WFP filtering is done through:

• Filters: Rules that define what traffic to act on
• Callouts: Optional handlers (usually in kernel) that inspect, modify, or log traffic
• Sublayers: Logical groups of filters with priorities
• BFE (Base Filtering Engine): Core service that coordinates filters

Each packet that travels through the system passes through multiple layers. Your filter gets a chance to:

• Allow (FWP_ACTION_PERMIT)
• Block (FWP_ACTION_BLOCK)
• Inspect further via callout

Key Components of WFP

1 Base Filtering Engine (BFE)

User-mode service (runs as Bfe.dll)

Controls the global WFP state, filtering configuration, and event notifications.

Manages:

• Filter databases
• Callout registrations
• Layer bindings

We can interact with BFE from user-mode application with the FwpmXxx API.

2 Filter Engine

• Kernel-mode component
• Makes decisions about whether packets should be allowed, blocked, modified, or inspected.
• Evaluates each packet or network event against the active filters.

3 Filtering Layers

WFP has multiple predefined layers that correspond to different points in the packet's lifecycle.

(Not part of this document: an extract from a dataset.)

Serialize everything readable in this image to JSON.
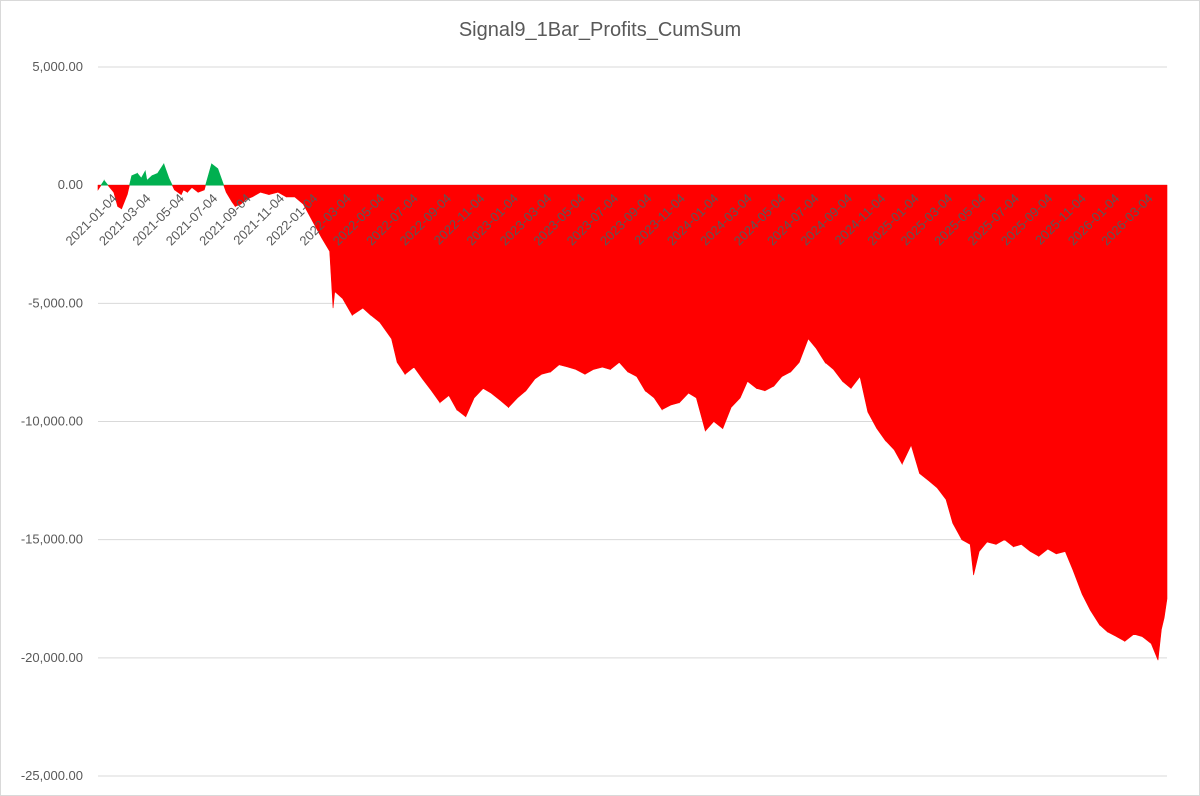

We can select the layer based on what kind of traffic we want to filter and at what point.

4 Filters

• Rules that define what traffic should be matched
• Consist of:
  • Conditions (e.g., protocol == TCP, remote port == 80)
  • Actions (PERMIT, BLOCK, CALLOUT)
  • Weight (priority)
• Filters are installed via user-mode but are enforced by the kernel

5 Callouts

• Kernel-mode callbacks registered by the driver
• Invoked when a filter with an action of FWP_ACTION_CALLOUT_TERMINATING or FWP_ACTION_CALLOUT_INSPECTION matches traffic.
• We write these to inspect, log, modify, block, or redirect traffic.

Key functions:

• classifyFn – runs when a packet matches the filter
• notifyFn – called when filters are added/removed
• flowDeleteFn – optional, cleans up per-flow state

6 Sublayers

• Logical containers for filters
• Help organize filters and control evaluation order
• We can define our own sublayers with a unique GUID

How It all Works

Here's the typical packet filtering workflow

1. A packet arrives (from the network or an application)
2. It reaches a WFP layer (e.g., OUTBOUND_TRANSPORT_V4)
3. The Filter Engine checks all active filters for that layer.
4. If a filter matches, the engine:
   1. Executes the action (permit/block)
   2. Or calls our driver via the callout
5. Our callout function processes the packet (e.g., logs, blocks, modifies)
6. The decision is enforced or the packet is dropped

Real-World Analogy

Imagine a security checkpoint at different doors of a building. Each checkpoint represents a filtering layer. Guards at each door are filters. Some guards just let people in or stop them (simple filters). Some call their supervisor (callout) to inspect or question the person further.